The Mural That Has A City Buzzing About A Vital Environmental Disaster
The new "Bring Back the Bees" mural, by street artist Mulga, has put the spotlight on a global threat.
Bee populations are in dramatic decline, and that in turn is risking our food supplies, including some of our favourites like chocolate and coffee.
Around the world, these tiny workers are responsible for one-third of our food.
In Australia alone they contribute $14.2 billion to the economy every year.
"The bee population globally is in dramatic decline - up to eight percent in the Middle East, and 30 percent in America," Taronga Zoo bee keeper Elle Bombonato warned.
Many food crops are dependent on bees for pollination including avocados, strawberries, broccoli, blueberries as well as coffee and chocolate.
But humans have had a devastating impact.
"It's a desert for bees out there," Bombonato said.
"With all these developments happening around the cities, often they're landscaped with plants that aren't bee-friendly. We should be planting more flowering plants such as basil and lavender, so bees can collect nectar and also the important pollen.
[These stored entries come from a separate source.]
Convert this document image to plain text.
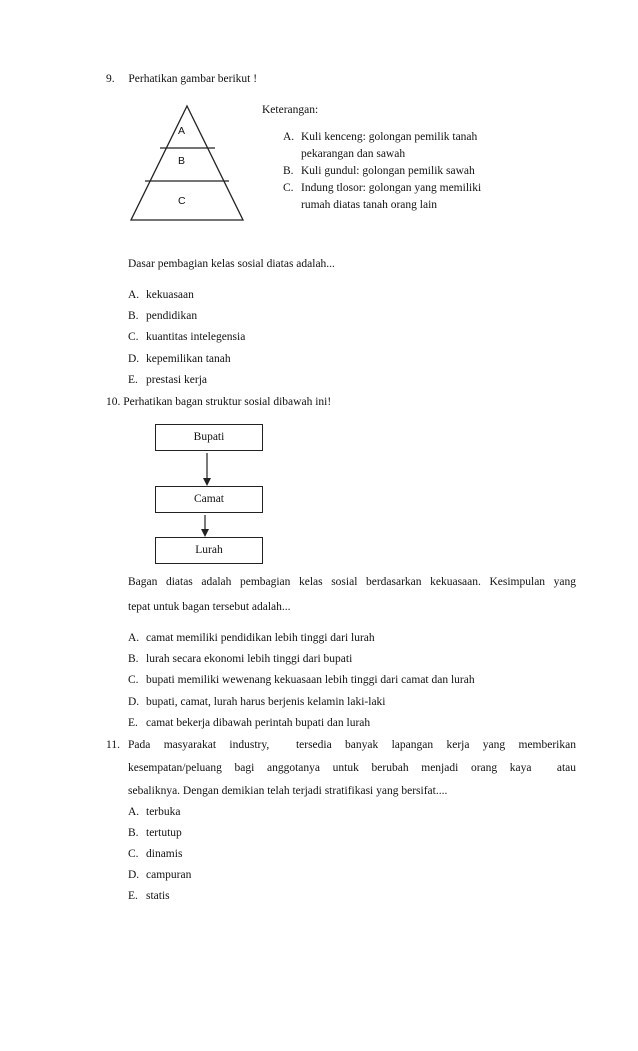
9. Perhatikan gambar berikut !
A
B
C
Keterangan:
A. Kuli kenceng: golongan pemilik tanah
pekarangan dan sawah
B. Kuli gundul: golongan pemilik sawah
C. Indung tlosor: golongan yang memiliki
rumah diatas tanah orang lain
Dasar pembagian kelas sosial diatas adalah...
A. kekuasaan
B. pendidikan
C. kuantitas intelegensia
D. kepemilikan tanah
E. prestasi kerja
10. Perhatikan bagan struktur sosial dibawah ini!
Bupati
Camat
Lurah
Bagan diatas adalah pembagian kelas sosial berdasarkan kekuasaan. Kesimpulan yang
tepat untuk bagan tersebut adalah...
A. camat memiliki pendidikan lebih tinggi dari lurah
B. lurah secara ekonomi lebih tinggi dari bupati
C. bupati memiliki wewenang kekuasaan lebih tinggi dari camat dan lurah
D. bupati, camat, lurah harus berjenis kelamin laki-laki
E. camat bekerja dibawah perintah bupati dan lurah
11. Pada masyarakat industry,  tersedia banyak lapangan kerja yang memberikan
kesempatan/peluang bagi anggotanya untuk berubah menjadi orang kaya  atau
sebaliknya. Dengan demikian telah terjadi stratifikasi yang bersifat....
A. terbuka
B. tertutup
C. dinamis
D. campuran
E. statis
"Then there's climatic change. We are starting to warm up so what happens is flowers bloom earlier and when bees come out of hibernation there aren't a lot of flowers for them to eat."
Like many people, Mulga was unaware how vital bees are.
"It's the first time I've painted bees," he said.
"I think they are pretty cool little dudes and I didn't realise they were so important to humans, so I think we should look after them."
His mural was commissioned by Burt's Bees, which has also provided a way for consumers to help.
"We have developed a limited edition Strawberry Lip Balm, and with every purchase we donate a $1 to the Wheen Bee Foundation, which supports the researchers who are looking to improve the population of bees globally," said Shaunte Mears-Watkins from the company.
It's worth noting all of the worker bees are females -- and when it comes to busy bees, no-one beats the Queen.
"The Queen bee can lay up to 2000 eggs in one day and up to 200,000 eggs in one season - she is very very busy." Bombonato said.
And don't be afraid if you see a swarm.
"Often the workers accompanying the queen when they swarm are full of nectar so they are actually at they're safest. Don't be alarmed just contact your local bee keeping club and they'll come and safely remove the bees," the beekeeper said.